|Date(s):||June 19, 1863 to July 4, 1863|
|Tag(s):||"Vicksburg", "Civl War", "Graveyard Road", "engineer"|
|Course:||“American Civil War Era,” Furman University|
Dispersing an already short supply of soldiers, artillery, and engineers, who dug trenches and pushed sap rollers, which were spherical devices filled with cotton that guarded engineers, the two unsuccessful approaches of the Union army to penetrate the city of Vicksburg in 1863 demonstrate the highly complex, yet haphazard nature in which war was engaged during the battle and throughout the Civil War. Captain William Kossak, an engineer officer in the Union army, assumed command of Brigadier-General Ewing’s brigade on June 19, in which he “took charge of the trenches on and along the Graveyard road” that led into Vicksburg. Combat, therefore, was not the sole defining experience of soldiers. Although the Union army had made considerable progress in advancing along Graveyard road, Kossak had a serious issue to contend with when he gained charge of the brigade: “I found the work advanced within 20 feet of the enemy’s counterscrap, with such obstructions in front of the sap-roller as to make it impossible to move the roller one inch without having the party engaged in the moving killed outright.” As a result, the intricacies of the engineering tasks required for the Graveyard approach were perhaps the most elaborate and involved of the Civil War, as the engineers not only had to rapidly complete their assignments, but they also had to deal with the gun fire—like missiles wrapped in cloth, drenched with turpentine, that set sap rollers ablaze—from enemy assaults.
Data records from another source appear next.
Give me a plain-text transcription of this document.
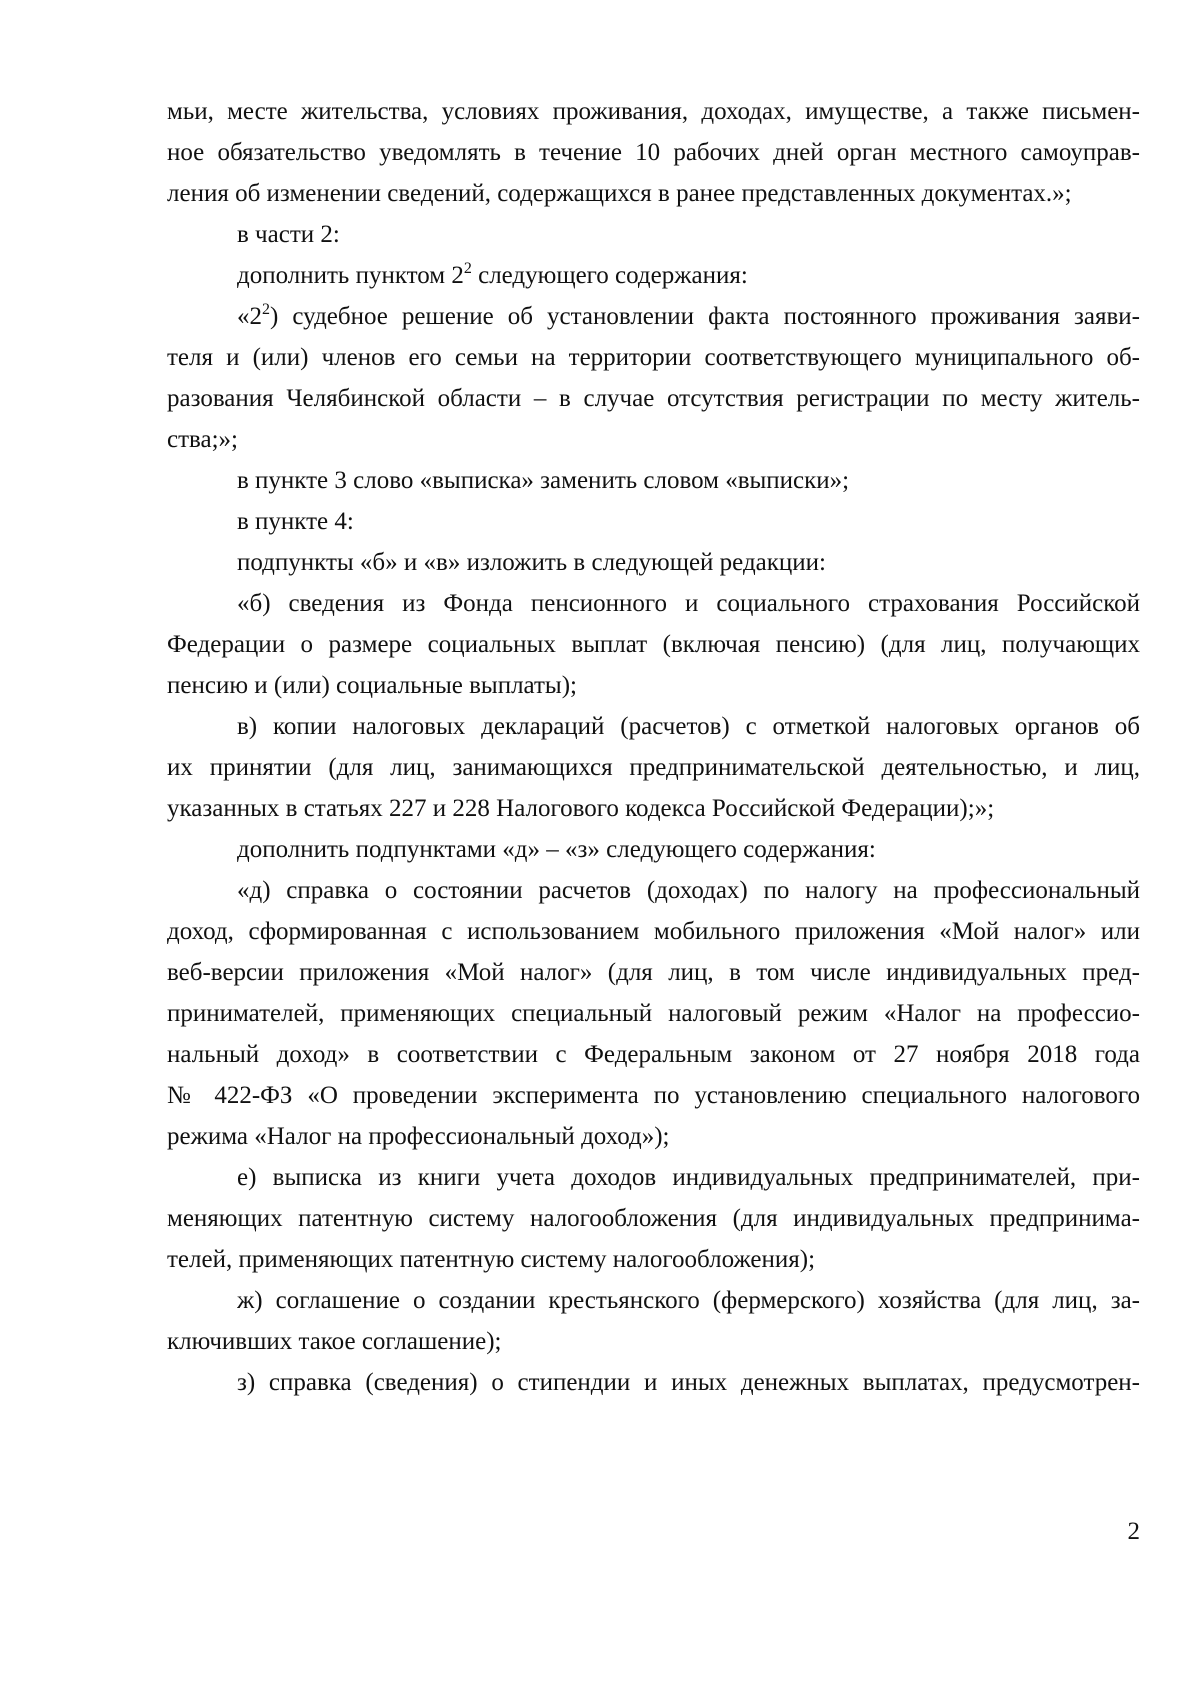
мьи, месте жительства, условиях проживания, доходах, имуществе, а также письмен-
ное обязательство уведомлять в течение 10 рабочих дней орган местного самоуправ-
ления об изменении сведений, содержащихся в ранее представленных документах.»;
в части 2:
дополнить пунктом $2^2$ следующего содержания:
«$2^2$) судебное решение об установлении факта постоянного проживания заяви-
теля и (или) членов его семьи на территории соответствующего муниципального об-
разования Челябинской области – в случае отсутствия регистрации по месту житель-
ства;»;
в пункте 3 слово «выписка» заменить словом «выписки»;
в пункте 4:
подпункты «б» и «в» изложить в следующей редакции:
«б) сведения из Фонда пенсионного и социального страхования Российской
Федерации о размере социальных выплат (включая пенсию) (для лиц, получающих
пенсию и (или) социальные выплаты);
в) копии налоговых деклараций (расчетов) с отметкой налоговых органов об
их принятии (для лиц, занимающихся предпринимательской деятельностью, и лиц,
указанных в статьях 227 и 228 Налогового кодекса Российской Федерации);»;
дополнить подпунктами «д» – «з» следующего содержания:
«д) справка о состоянии расчетов (доходах) по налогу на профессиональный
доход, сформированная с использованием мобильного приложения «Мой налог» или
веб-версии приложения «Мой налог» (для лиц, в том числе индивидуальных пред-
принимателей, применяющих специальный налоговый режим «Налог на профессио-
нальный доход» в соответствии с Федеральным законом от 27 ноября 2018 года
№ 422-ФЗ «О проведении эксперимента по установлению специального налогового
режима «Налог на профессиональный доход»);
е) выписка из книги учета доходов индивидуальных предпринимателей, при-
меняющих патентную систему налогообложения (для индивидуальных предпринима-
телей, применяющих патентную систему налогообложения);
ж) соглашение о создании крестьянского (фермерского) хозяйства (для лиц, за-
ключивших такое соглашение);
з) справка (сведения) о стипендии и иных денежных выплатах, предусмотрен-
2
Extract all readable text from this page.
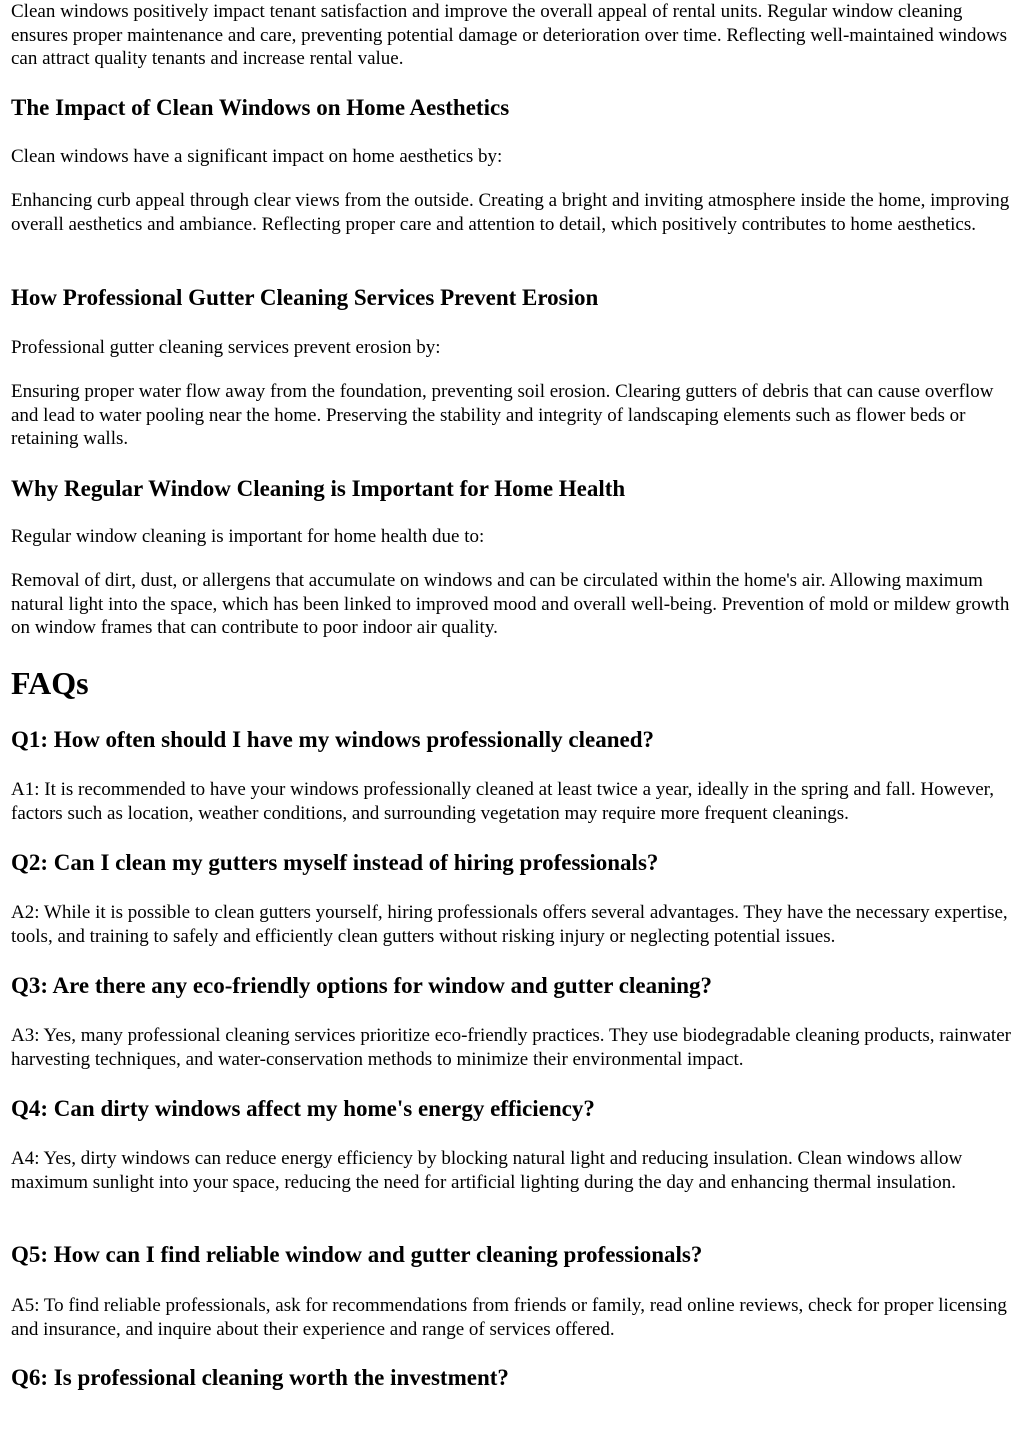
Clean windows positively impact tenant satisfaction and improve the overall appeal of rental units. Regular window cleaning ensures proper maintenance and care, preventing potential damage or deterioration over time. Reflecting well-maintained windows can attract quality tenants and increase rental value.

The Impact of Clean Windows on Home Aesthetics

Clean windows have a significant impact on home aesthetics by:

Enhancing curb appeal through clear views from the outside. Creating a bright and inviting atmosphere inside the home, improving overall aesthetics and ambiance. Reflecting proper care and attention to detail, which positively contributes to home aesthetics.

How Professional Gutter Cleaning Services Prevent Erosion

Professional gutter cleaning services prevent erosion by:

Ensuring proper water flow away from the foundation, preventing soil erosion. Clearing gutters of debris that can cause overflow and lead to water pooling near the home. Preserving the stability and integrity of landscaping elements such as flower beds or retaining walls.

Why Regular Window Cleaning is Important for Home Health

Regular window cleaning is important for home health due to:

Removal of dirt, dust, or allergens that accumulate on windows and can be circulated within the home's air. Allowing maximum natural light into the space, which has been linked to improved mood and overall well-being. Prevention of mold or mildew growth on window frames that can contribute to poor indoor air quality.

FAQs
Q1: How often should I have my windows professionally cleaned?

A1: It is recommended to have your windows professionally cleaned at least twice a year, ideally in the spring and fall. However, factors such as location, weather conditions, and surrounding vegetation may require more frequent cleanings.

Q2: Can I clean my gutters myself instead of hiring professionals?

A2: While it is possible to clean gutters yourself, hiring professionals offers several advantages. They have the necessary expertise, tools, and training to safely and efficiently clean gutters without risking injury or neglecting potential issues.

Q3: Are there any eco-friendly options for window and gutter cleaning?

A3: Yes, many professional cleaning services prioritize eco-friendly practices. They use biodegradable cleaning products, rainwater harvesting techniques, and water-conservation methods to minimize their environmental impact.

Q4: Can dirty windows affect my home's energy efficiency?

A4: Yes, dirty windows can reduce energy efficiency by blocking natural light and reducing insulation. Clean windows allow maximum sunlight into your space, reducing the need for artificial lighting during the day and enhancing thermal insulation.

Q5: How can I find reliable window and gutter cleaning professionals?

A5: To find reliable professionals, ask for recommendations from friends or family, read online reviews, check for proper licensing and insurance, and inquire about their experience and range of services offered.

Q6: Is professional cleaning worth the investment?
Eventually, Kossak, acquiring information from a Confederate informant—an uncontrollable factor—had to adjust his plans as a result of the placement of Confederate mines near the construction of the Union trenches as well: “I therefore went on a circuitous route, to keep even out of [the mines’] radius[‘s] of rupture.” In order to accomplish this, Kossack realized he “had to blow 27 or 28 feet of solid ground….at the same time destroying all the mining around that front” the Union army already constructed, demonstrating that realities on the battlefield contributed to the haphazard and disorganized nature in which strategy was conceived and pursued. The failure of the brigade to seize Vicksburg by July 4 along Graveyard Road can be attributed to the complex engineering operations they faced.